Jeune homme blessé à Toulouse après l'évacuation de l'Université du Mirail : ouverture d'une enquête

En avril 2016, à Rennes, un policier s'était blessé avec sa grenade de désencerclement / © DR Taranis
En avril 2016, à Rennes, un policier s'était blessé avec sa grenade de désencerclement / © DR Taranis

Une enquête  a été ouverte après qu'un jeune homme a été blessé, mercredi lors de son interpellation, par l'explosion d'une grenade de désencerclement que portait dans son vêtement un policier, a annoncé mercredi soir le parquet dans un communiqué.

Par VA, avec AFP

Un policier avait fait exploser accidentellement une grenade de désencerclement lors de l'interpellation, près de la gare de Toulouse, d'un individu faisant partie des personnes évacuées de l'Université Jean Jaurès.
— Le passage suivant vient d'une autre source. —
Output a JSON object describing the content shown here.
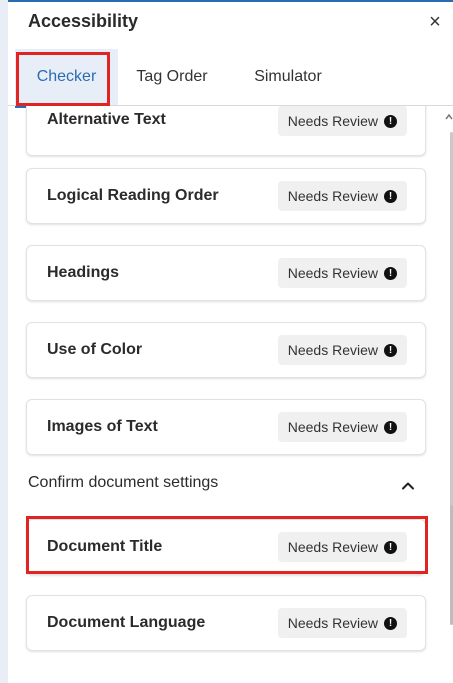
{
  "panel": {
    "title": "Accessibility",
    "close_symbol": "×"
  },
  "tabs": [
    {
      "label": "Checker",
      "active": true
    },
    {
      "label": "Tag Order",
      "active": false
    },
    {
      "label": "Simulator",
      "active": false
    }
  ],
  "status_icon_symbol": "!",
  "cards": [
    {
      "label": "Alternative Text",
      "status": "Needs Review"
    },
    {
      "label": "Logical Reading Order",
      "status": "Needs Review"
    },
    {
      "label": "Headings",
      "status": "Needs Review"
    },
    {
      "label": "Use of Color",
      "status": "Needs Review"
    },
    {
      "label": "Images of Text",
      "status": "Needs Review"
    }
  ],
  "document_settings": {
    "header": "Confirm document settings",
    "expanded": true,
    "cards": [
      {
        "label": "Document Title",
        "status": "Needs Review"
      },
      {
        "label": "Document Language",
        "status": "Needs Review"
      }
    ]
  },
  "colors": {
    "accent": "#2b6cb0",
    "highlight": "#e02424",
    "badge_bg": "#f0f0f0"
  }
}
L'individu et deux policiers avaient été blessés.

Le parquet de Toulouse a annoncé ce mercredi avoir ouvert une enquête "en recherche des causes des blessures".

Elle devra déterminer leur origine et leurs conséquences pour les victimes, indique le communiqué publié dans la nuit.

Le jeune homme, dont la famille avait révélé mercredi le prénom, Guilhem, "souffre notamment de lésions pulmonaires entraînant une incapacité totale de travail de 15 jours selon le médecin légiste" qui l'a examiné, souligne le communiqué.

L'explosion de la grenade a aussi blessé deux policiers qui "souffrent de blessures plus légères notamment au niveau des membres inférieurs".

L'interpellation du jeune homme s'est déroulée quelques heures après l'évacuation, mercredi avant l'aube et par les forces de l'ordre, de l'université Jean-Jaurès, dont deux bâtiments étaient occupés jour et nuit par des étudiants opposés à la loi sur l'orientation et la réussite des étudiants (ORE).

Après cette évacuation d'une soixantaine de personnes, ces dernières se sont dirigées vers la gare Matabiau.

Selon le communiqué du parquet, la police a décidé d'intervenir pour empêcher le groupe de pénétrer dans la gare et "pour prévenir un envahissement possible des voies de chemin de fer".

Deux policiers procédaient alors à l'interpellation "d'une personne identifié comme à l'origine de dégradations commises un peu plus tôt sur le secteur de la faculté". Interpellation rendue "difficile" par sa résistance" et "l'hostilité" de son groupe, affirme le communiqué.

C'est alors qu'"une grenade à main de désencerclement, matériel dont était porteur l'un des policiers interpellateurs, dans une poche de son vêtement, devait exploser", faisant les trois blessés, explique le parquet.

L'enquête "a été confiée à la fois à l'IGPN et à la Sûreté Départementale de Haute Garonne", ajoute le communiqué.

Mercredi, la famille de Guilhem et ses avocates, avaient demandé "à ce que toute la lumière soit faite, au besoin par l'ouverture d'une mesure d'instruction judiciaire, sur les conditions d'interpellation et les conditions d'intervention des forces de l'ordre avec des armes et notamment ce qui pourrait être une grenade de désencerclement". Elle s'étaient indignées "de l'usage d'armes par la police, particulièrement dans le cadre d'un mouvement social et à l'encontre de civils".